Programmer Documentation: Import System

craig8196 edited this page Feb 9, 2015 · 1 revision

This document covers how to create code that interfaces with a custom formatted dataset or creating an analysis tool for creating topic distributions for a dataset. For importing a dataset using a standard document format see Importing a Dataset.

Datasets

To implement your own dataset interface create your own python script in the import_tool/dataset/interfaces directory. Then create a python class that inherits from the AbstractDataset class found in import_tool/dataset/interfaces/abstract_dataset.py (also, there is a AbstractDocument class that must be implemented). From there follow the comments found in the previously named file. To make the dataset class work with the command-line utility add your class in the import_tool/dataset/interfaces/__init__.py file. Note that there is a --dry-run flag when using the command-line utility to aid with debugging.

Analyses

Creating a way to perform an analysis on an imported dataset is similar to creating an interface to a dataset. First, create your own python script in import_tool/analysis/interfaces.

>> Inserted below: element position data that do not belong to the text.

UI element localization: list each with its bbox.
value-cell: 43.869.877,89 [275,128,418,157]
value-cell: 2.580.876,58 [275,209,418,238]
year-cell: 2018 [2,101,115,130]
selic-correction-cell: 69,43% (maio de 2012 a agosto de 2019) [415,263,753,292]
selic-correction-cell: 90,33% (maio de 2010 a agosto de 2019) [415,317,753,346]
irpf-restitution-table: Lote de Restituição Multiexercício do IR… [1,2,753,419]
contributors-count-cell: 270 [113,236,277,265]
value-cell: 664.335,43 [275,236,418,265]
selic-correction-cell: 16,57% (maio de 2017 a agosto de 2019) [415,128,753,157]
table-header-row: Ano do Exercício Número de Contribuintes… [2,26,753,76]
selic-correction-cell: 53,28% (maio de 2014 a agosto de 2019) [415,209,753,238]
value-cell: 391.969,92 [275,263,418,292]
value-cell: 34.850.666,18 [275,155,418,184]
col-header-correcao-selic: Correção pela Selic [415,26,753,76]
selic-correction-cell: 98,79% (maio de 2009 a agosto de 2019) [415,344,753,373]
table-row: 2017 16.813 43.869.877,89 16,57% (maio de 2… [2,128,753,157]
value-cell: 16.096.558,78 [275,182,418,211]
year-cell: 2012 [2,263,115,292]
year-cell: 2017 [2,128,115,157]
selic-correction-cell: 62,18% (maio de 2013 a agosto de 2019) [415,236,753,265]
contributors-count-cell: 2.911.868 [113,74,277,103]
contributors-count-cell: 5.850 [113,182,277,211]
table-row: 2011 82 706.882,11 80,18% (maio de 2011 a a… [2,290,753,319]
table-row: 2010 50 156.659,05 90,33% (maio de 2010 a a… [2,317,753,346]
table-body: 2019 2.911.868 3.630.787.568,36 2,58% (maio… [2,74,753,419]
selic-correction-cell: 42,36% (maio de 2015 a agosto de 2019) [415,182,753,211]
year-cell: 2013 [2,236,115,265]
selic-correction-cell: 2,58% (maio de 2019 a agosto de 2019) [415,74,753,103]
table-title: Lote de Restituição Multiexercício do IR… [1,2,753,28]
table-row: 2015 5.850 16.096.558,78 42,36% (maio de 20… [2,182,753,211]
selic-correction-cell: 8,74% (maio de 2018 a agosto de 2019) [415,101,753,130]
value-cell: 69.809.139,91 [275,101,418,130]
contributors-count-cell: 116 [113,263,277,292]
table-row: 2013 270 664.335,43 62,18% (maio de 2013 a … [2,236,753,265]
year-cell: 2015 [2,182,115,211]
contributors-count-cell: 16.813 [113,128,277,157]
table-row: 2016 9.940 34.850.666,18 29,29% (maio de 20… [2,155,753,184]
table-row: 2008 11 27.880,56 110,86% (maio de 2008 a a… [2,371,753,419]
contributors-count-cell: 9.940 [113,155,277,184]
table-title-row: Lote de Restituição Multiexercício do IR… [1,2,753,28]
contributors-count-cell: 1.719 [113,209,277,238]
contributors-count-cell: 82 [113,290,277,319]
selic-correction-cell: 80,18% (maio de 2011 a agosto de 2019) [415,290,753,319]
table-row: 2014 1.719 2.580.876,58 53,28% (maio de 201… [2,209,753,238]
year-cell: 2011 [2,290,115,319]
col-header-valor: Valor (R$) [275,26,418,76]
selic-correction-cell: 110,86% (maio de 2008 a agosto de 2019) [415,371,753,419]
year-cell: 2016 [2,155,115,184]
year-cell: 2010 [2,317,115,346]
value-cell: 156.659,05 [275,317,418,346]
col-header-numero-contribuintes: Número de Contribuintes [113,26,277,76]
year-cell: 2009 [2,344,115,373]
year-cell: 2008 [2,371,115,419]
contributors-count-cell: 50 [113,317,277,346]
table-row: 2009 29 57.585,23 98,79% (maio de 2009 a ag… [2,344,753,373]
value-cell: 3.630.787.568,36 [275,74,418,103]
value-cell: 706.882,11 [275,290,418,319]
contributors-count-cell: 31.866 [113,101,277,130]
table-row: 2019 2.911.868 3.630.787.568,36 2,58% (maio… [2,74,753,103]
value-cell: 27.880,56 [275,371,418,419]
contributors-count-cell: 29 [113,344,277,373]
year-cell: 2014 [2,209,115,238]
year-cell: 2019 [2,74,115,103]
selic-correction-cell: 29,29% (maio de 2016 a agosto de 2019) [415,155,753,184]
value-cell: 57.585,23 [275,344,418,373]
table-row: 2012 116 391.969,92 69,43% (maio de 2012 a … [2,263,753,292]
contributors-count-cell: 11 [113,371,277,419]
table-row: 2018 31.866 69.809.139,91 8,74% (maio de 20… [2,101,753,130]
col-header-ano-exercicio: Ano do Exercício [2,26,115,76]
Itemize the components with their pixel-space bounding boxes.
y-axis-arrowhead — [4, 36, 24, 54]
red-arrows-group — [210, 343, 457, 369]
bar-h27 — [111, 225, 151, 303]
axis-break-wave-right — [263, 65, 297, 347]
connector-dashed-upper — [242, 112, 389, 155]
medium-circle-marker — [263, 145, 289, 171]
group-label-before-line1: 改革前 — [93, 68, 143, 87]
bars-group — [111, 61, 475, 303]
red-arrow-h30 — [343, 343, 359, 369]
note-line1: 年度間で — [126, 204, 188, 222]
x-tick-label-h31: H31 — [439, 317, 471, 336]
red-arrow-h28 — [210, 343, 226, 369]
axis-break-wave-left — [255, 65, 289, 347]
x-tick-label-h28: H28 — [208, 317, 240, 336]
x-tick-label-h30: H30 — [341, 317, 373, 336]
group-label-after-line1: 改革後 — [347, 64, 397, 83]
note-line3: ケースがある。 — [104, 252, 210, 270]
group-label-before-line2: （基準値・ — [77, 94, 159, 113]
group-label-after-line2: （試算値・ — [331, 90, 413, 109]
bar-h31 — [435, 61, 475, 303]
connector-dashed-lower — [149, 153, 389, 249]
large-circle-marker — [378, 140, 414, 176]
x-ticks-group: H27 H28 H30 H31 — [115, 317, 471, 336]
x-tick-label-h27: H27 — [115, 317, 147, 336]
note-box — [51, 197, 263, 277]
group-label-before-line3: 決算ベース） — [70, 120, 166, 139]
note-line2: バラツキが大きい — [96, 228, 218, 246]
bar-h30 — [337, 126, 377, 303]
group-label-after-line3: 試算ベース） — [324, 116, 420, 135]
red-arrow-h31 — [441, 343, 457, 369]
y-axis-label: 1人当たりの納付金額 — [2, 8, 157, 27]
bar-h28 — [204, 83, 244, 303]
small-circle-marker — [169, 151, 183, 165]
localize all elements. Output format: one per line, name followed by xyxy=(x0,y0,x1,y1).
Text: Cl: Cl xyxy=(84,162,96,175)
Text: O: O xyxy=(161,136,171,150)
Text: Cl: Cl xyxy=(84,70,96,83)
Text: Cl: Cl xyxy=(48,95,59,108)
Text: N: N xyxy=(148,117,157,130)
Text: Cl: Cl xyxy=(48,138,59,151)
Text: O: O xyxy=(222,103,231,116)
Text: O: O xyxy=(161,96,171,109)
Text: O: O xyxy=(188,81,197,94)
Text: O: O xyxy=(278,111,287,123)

Second, create a class that inherits from AbstractAnalysis as found in import_tool/analysis/interfaces/abstract_analysis.py. Third, follow the documentation as found in the previously named file. Fourth, test your analysis by hooking it up to the command-line utility by adding the class to a list in import_tool/analysis/interfaces/__init__.py. Then use the --dry-run flag to test your analysis on an existing dataset.

Import System Utilities

If you don't want to use the command-line utility, or you want to create some other way for the user to select options before importing a dataset or running an analysis, then use the methods as found in import_tool/import_system_utilities.py. This file contains the methods that import the data into the database from the interfaces as mentioned above. See the documentation in the file for more details.